Our No. 1 Kubernetes API (in terms of the list we laid out in part 1) isn’t really an API at all. It’s a function of the Kubernetes API. Watchers are change notifications for any Kubernetes resource. 

Watchers support resource instances and resource collections. When you run the kubectl get pods command or query the /pods API endpoint, you are fetching a Pod resource collection (i.e., a “list”). 

GET /api/v1/namespaces/{namespace}/pods
GET /api/v1/watch/namespaces/{namespace}/pods?resourceVersion=123456789
GET /api/v1/watch/namespaces/{namespace}/pods/{name}?resourceVersion=123

These API endpoints return lists of Pods, which lists are themselves a resource type in Kubernetes. These lists are versioned, so we can record the version of that pod list and compare it with later versions to see what has changed over time. 

Kubernetes API Watchers tell you if a resource has been ADDED, MODIFIED, or DELETED. And as we’ve explained above, the loosely coupled nature of Kubernetes results in a surprising number of resources changes that can be tracked using Watchers. 

Note that you can use a Watcher on the Events API, combining these concepts to observe state changes. I illustrate this below:

In this example I’m using Kubernetes Watchers with the Pod API to observe changes to pod resources.
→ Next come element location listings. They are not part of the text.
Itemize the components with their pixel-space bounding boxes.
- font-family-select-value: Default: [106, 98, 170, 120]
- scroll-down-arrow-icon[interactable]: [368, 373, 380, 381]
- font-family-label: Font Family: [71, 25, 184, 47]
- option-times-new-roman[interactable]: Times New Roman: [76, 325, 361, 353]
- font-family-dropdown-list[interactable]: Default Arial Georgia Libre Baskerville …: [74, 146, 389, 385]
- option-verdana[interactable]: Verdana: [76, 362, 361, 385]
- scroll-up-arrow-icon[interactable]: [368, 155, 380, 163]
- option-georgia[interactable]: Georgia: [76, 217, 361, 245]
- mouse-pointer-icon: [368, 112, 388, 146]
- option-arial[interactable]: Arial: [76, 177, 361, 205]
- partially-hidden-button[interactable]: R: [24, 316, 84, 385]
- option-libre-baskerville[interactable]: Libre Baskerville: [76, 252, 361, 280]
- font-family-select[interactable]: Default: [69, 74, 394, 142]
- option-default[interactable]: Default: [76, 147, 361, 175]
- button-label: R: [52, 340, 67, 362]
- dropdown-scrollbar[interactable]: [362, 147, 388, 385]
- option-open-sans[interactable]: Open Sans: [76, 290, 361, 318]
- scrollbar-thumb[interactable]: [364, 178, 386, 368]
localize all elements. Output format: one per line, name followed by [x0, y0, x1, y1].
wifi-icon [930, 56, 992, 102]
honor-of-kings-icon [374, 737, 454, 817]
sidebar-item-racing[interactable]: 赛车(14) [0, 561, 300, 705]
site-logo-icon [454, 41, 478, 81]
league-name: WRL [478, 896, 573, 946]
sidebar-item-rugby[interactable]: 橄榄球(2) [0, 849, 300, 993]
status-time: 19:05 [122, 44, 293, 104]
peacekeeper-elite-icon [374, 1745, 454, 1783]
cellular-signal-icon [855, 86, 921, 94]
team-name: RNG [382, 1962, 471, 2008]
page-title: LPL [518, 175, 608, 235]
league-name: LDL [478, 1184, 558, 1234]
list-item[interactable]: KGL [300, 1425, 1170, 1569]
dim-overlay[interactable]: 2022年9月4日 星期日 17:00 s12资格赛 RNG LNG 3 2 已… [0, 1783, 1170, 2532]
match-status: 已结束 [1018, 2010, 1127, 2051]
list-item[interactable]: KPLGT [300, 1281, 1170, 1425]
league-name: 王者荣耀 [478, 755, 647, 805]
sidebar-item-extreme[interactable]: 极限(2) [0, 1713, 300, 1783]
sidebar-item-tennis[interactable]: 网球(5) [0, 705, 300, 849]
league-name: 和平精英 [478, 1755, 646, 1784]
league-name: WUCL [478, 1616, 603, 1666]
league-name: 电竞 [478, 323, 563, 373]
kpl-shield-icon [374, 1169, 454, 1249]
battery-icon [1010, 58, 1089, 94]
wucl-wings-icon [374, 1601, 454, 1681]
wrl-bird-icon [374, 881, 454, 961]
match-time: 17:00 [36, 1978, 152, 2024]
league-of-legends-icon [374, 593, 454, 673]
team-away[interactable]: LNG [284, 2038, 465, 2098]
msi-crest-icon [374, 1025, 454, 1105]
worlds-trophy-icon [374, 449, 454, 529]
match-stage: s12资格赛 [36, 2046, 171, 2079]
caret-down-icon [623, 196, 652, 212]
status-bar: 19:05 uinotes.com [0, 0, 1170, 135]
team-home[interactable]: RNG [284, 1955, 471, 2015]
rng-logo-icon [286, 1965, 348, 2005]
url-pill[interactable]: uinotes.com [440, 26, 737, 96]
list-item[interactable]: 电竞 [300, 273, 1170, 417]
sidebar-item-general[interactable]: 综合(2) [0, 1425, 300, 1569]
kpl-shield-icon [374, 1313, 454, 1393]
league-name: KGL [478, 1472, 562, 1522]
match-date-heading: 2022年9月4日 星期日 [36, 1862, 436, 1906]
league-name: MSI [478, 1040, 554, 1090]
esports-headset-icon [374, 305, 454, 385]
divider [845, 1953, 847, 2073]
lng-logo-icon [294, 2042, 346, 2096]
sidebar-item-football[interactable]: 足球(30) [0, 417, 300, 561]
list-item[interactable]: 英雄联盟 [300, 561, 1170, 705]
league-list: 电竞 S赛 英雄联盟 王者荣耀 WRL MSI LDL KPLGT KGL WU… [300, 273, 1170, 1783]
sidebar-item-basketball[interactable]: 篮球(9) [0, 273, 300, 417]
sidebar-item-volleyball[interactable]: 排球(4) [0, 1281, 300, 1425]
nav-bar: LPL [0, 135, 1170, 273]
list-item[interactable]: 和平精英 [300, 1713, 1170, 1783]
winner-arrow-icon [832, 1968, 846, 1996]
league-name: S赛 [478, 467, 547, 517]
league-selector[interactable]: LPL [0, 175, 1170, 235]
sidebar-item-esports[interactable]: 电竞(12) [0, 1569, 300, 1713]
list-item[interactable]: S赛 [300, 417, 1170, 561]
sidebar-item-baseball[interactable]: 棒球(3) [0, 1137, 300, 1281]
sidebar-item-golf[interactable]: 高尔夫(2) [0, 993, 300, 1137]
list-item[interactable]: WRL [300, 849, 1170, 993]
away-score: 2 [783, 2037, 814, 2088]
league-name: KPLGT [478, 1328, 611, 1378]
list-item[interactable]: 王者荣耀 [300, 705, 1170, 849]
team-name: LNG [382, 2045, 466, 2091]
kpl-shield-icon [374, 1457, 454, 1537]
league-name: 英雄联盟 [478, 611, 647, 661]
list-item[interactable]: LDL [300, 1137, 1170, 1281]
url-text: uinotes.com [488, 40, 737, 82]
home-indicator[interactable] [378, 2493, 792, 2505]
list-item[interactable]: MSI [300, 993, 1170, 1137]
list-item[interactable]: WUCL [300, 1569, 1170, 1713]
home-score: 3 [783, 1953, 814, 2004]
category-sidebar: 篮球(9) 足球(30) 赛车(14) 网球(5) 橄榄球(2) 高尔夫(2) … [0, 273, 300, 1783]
When I delete a pod that is managed by a controller (in this case, a Kubernetes Deployment), the controller will automatically replace the deleted pod with a new one – once again resulting in more changes than you might expect. To learn more about Kubernetes pod state changes in the very excellent Kubernetes pod lifecycle documentation

NOTE: If you haven’t played with the Kubernetes API before, you can get access to it with the kubectl proxy command. See the Kubernetes documentation for more information

Kubernetes Watchers are a powerful tool for observing state changes in your Kubernetes clusters. And they’re not only useful for observing the building block resources (e.g., Service and Pods) – they can be combined with any Kubernetes API, including the Events API. If you’re experiencing a gap in your existing observability solution around resource changes that are impacting service reliability, Kubernetes Watchers might help fill that gap. 

You can’t perform any operation without proper visibility

Just as we require  actual visibility when we drive a car, or as surgeons rely on various tools to provide the necessary visibility into patient conditions when they perform operations on humans, so we as systems operators need to understand our systems if we want to run them efficiently and securely. We need a holistic view of everything that’s going on in Kubernetes — and there sure is a lot!

We set up tools to give us observations, but are these tools giving us all the rich context we need? If you’re seeing any gaps in your observability strategy, then I hope you learned something here that you can use to fill those gaps and tune your existing solution.

To the degree that you were already familiar with the kubectl commands I covered because you rely on them to diagnose issues with the workloads you’re running on Kubernetes, that might be a clue that there are gaps in your current Kubernetes observability strategy. The good news is, those kubectl commands are  just talking to the underlying Kubernetes APIs, which means we can collect this data using our observability tools and spend more time improving our systems (instead of spelunking around Kubernetes because we’re missing context).